Lea Wait, here, enjoying the amazingly warm temperatures Maine has had during the past week. (One of our friends commented that we blog a lot about weather. I guess we do. But so much of what we do here depends on weather that I guess thinking about it and its consequences is built into our DNA. But I digress.)
One of my favorite parts of spring has always been seeing daffodils appear. I’ve planted daffodils at every house (a total of four, in three states) I’ve ever owned. Having daffodils visible from every room of my home in the spring has always been on my private bucket list, and I achieved that goal a couple of years ago, to my delight. (Not to my husband’s. He loves flowers, I assure you. He doesn’t like that I believe in naturalizing; that the daffodils appear all over our lawn, and that you can’t mow down their dead leaves until they are really, truly, dead — which isn’t until close to the end of July. Which means clumps of high grasses stand messily all over our lawn until then. Ah, well. All joys have corresponding sorrows.)
Until I lived in Maine full-time I didn’t love crocuses. In most suburban towns where I lived crocuses were planted in straight little lines along front walks or in manicured gardens. I hated that. But here I decided to plant them in the lawn, as I did daffodils, and give them their freedom. It turned out they loved Maine. Now every spring I look forward to the crocuses even more than I do to daffodils, because spunky little crocuses ignore lingering snows and pop up whenever they can. They’re now blooming in full force, whereas daffodils are just beginning to bud.
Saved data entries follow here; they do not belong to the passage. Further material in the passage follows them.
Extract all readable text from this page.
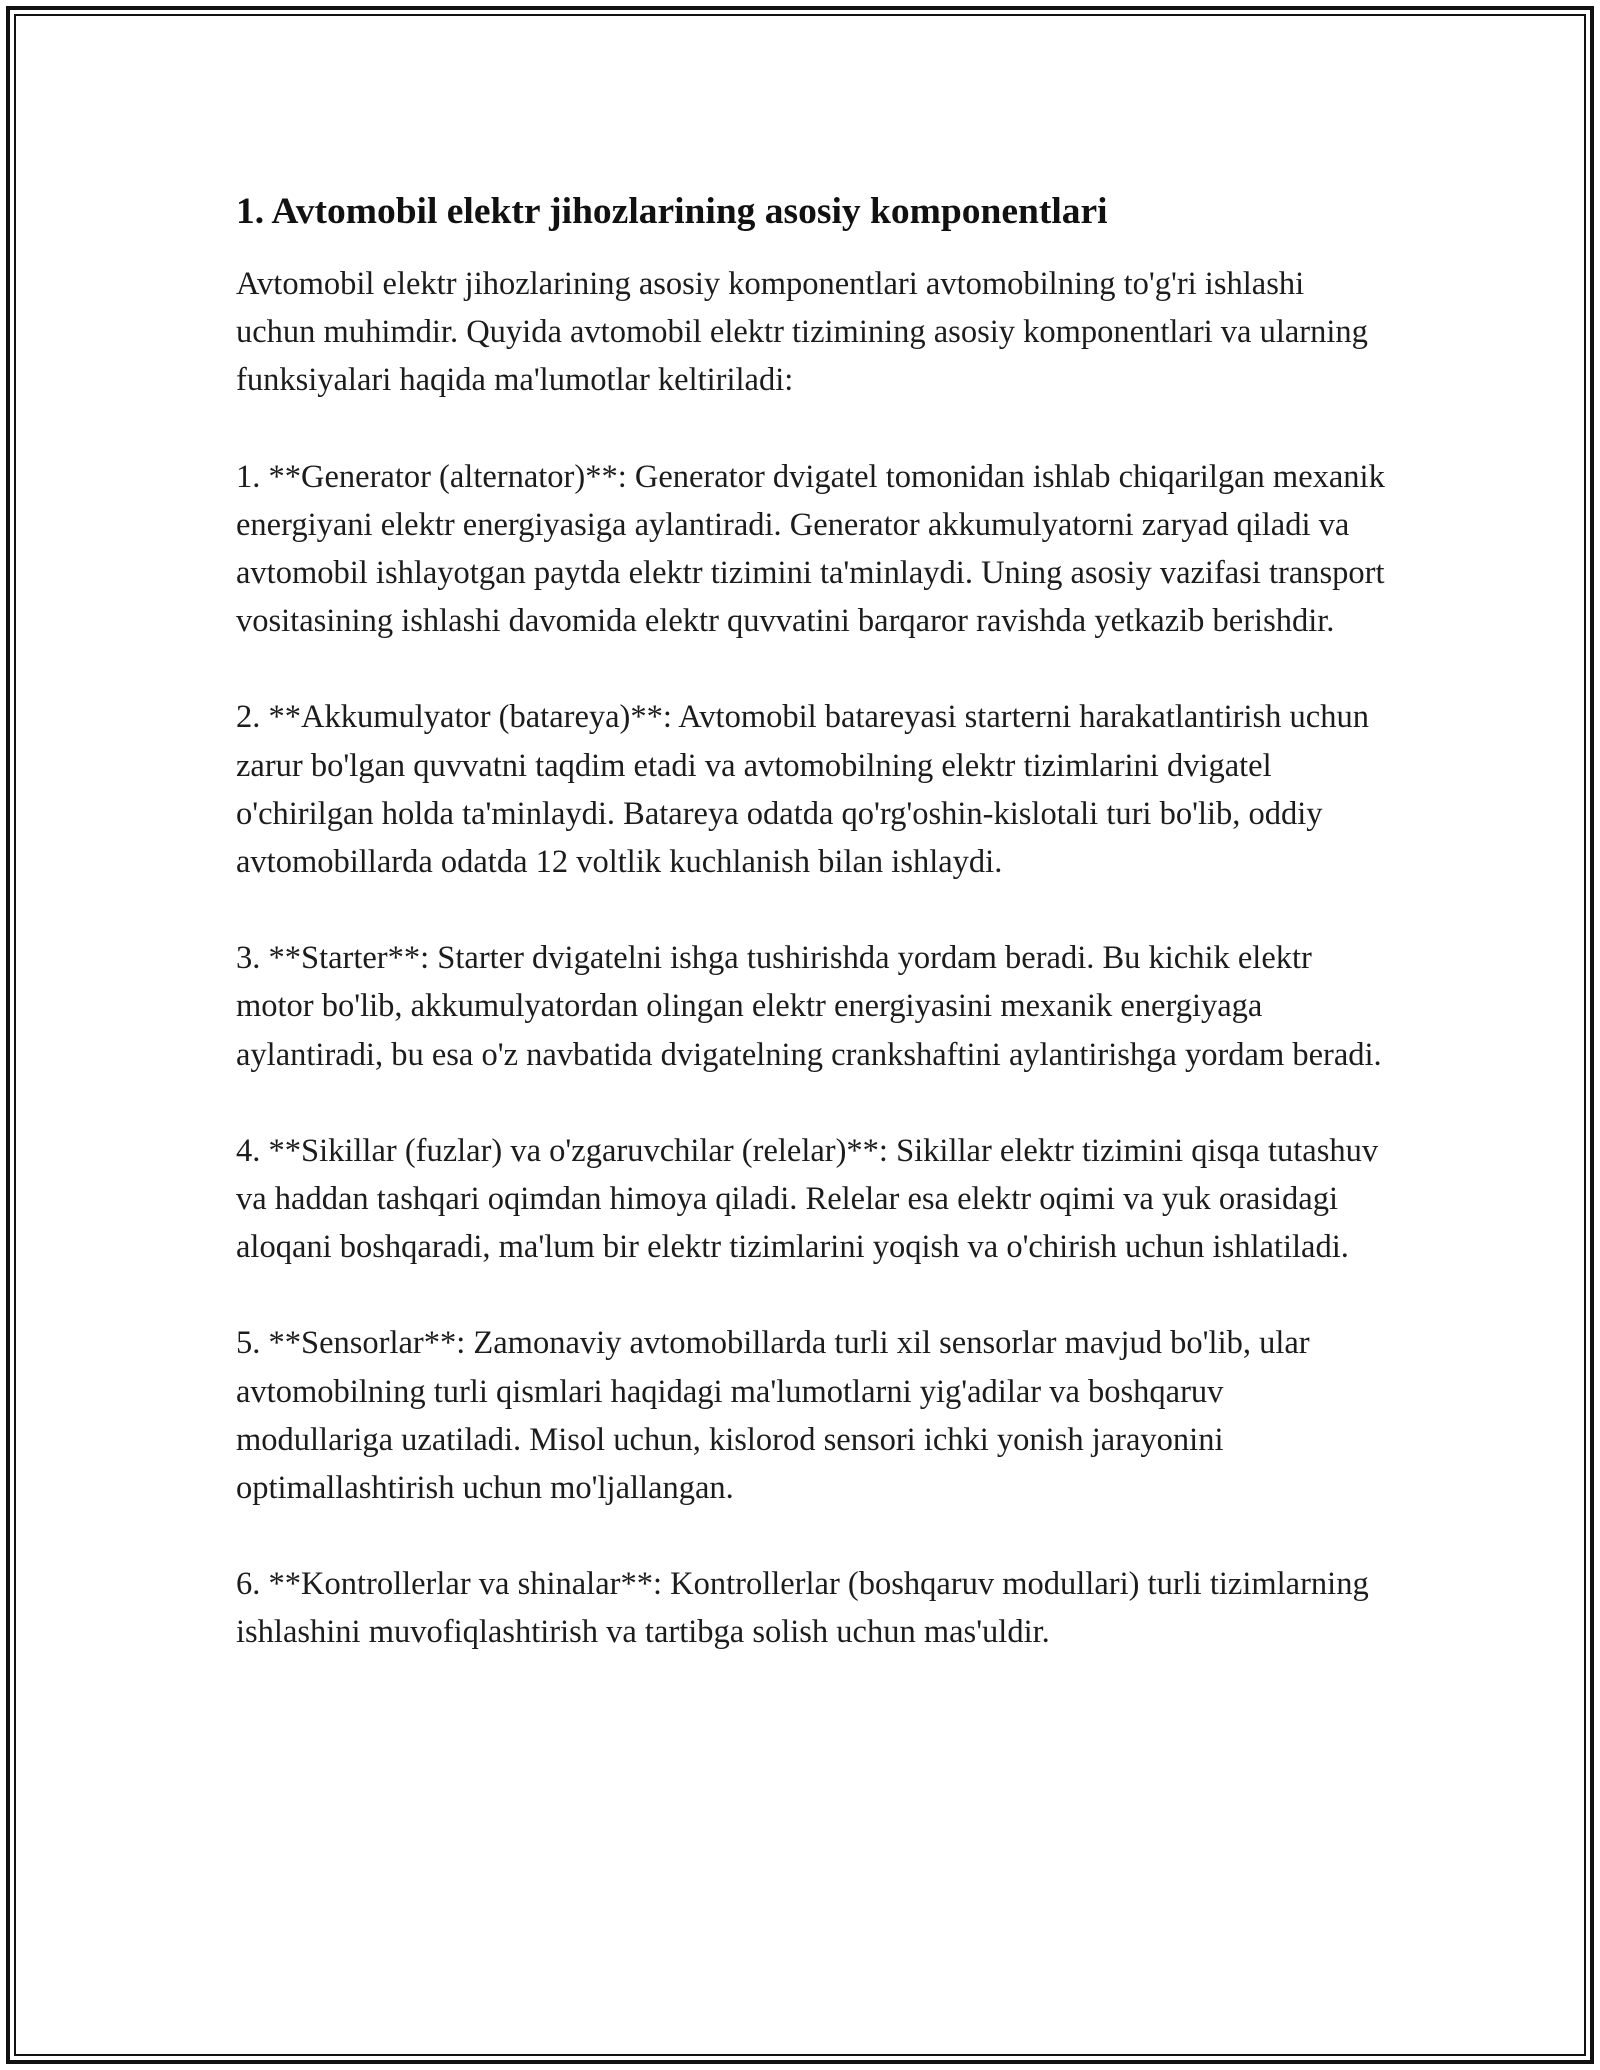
1. Avtomobil elektr jihozlarining asosiy komponentlari

Avtomobil elektr jihozlarining asosiy komponentlari avtomobilning to'g'ri ishlashi uchun muhimdir. Quyida avtomobil elektr tizimining asosiy komponentlari va ularning funksiyalari haqida ma'lumotlar keltiriladi:

1. **Generator (alternator)**: Generator dvigatel tomonidan ishlab chiqarilgan mexanik energiyani elektr energiyasiga aylantiradi. Generator akkumulyatorni zaryad qiladi va avtomobil ishlayotgan paytda elektr tizimini ta'minlaydi. Uning asosiy vazifasi transport vositasining ishlashi davomida elektr quvvatini barqaror ravishda yetkazib berishdir.

2. **Akkumulyator (batareya)**: Avtomobil batareyasi starterni harakatlantirish uchun zarur bo'lgan quvvatni taqdim etadi va avtomobilning elektr tizimlarini dvigatel o'chirilgan holda ta'minlaydi. Batareya odatda qo'rg'oshin-kislotali turi bo'lib, oddiy avtomobillarda odatda 12 voltlik kuchlanish bilan ishlaydi.

3. **Starter**: Starter dvigatelni ishga tushirishda yordam beradi. Bu kichik elektr motor bo'lib, akkumulyatordan olingan elektr energiyasini mexanik energiyaga aylantiradi, bu esa o'z navbatida dvigatelning crankshaftini aylantirishga yordam beradi.

4. **Sikillar (fuzlar) va o'zgaruvchilar (relelar)**: Sikillar elektr tizimini qisqa tutashuv va haddan tashqari oqimdan himoya qiladi. Relelar esa elektr oqimi va yuk orasidagi aloqani boshqaradi, ma'lum bir elektr tizimlarini yoqish va o'chirish uchun ishlatiladi.

5. **Sensorlar**: Zamonaviy avtomobillarda turli xil sensorlar mavjud bo'lib, ular avtomobilning turli qismlari haqidagi ma'lumotlarni yig'adilar va boshqaruv modullariga uzatiladi. Misol uchun, kislorod sensori ichki yonish jarayonini optimallashtirish uchun mo'ljallangan.

6. **Kontrollerlar va shinalar**: Kontrollerlar (boshqaruv modullari) turli tizimlarning ishlashini muvofiqlashtirish va tartibga solish uchun mas'uldir.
Many of you probably know that in the 19th century, flowers (and trees and herbs) all had their own special meanings. Without knowing those meanings, you miss understanding a lot of symbolism built into novels, poetry or paintings created then. Some meanings we still understand easily: Weeping willows mean melancholy. A daisy is a sign of innocence. A dandelion is an oracle. (Make a wish!) A crocus, I’m happy to report, means cheerfulness. A daffodil’s promise, on the other hand, cannot be trusted. It’s a sign of deceitful hope.
Better to give your true love a red tulip. To do so is a declaration of love.
On the other hand, a cabbage in a poem or painting means profit. A buttercup means childishness. Basil stands for hatred. Give your beloved a Bachelor’s Button? Perhaps not. It stands for single blessedness. An amaryllis stands for pride. A yellow rose? Infidelity. A dried white rose? Death, preferable to loss of innocence. (A whole novel in one flower!)
And so forth. I’m glad the little crocuses popping up around my house now mean cheerfulness. That’s just what we need after any kind of winter to prepare ourselves for the daffodils and dandelions of the world to come.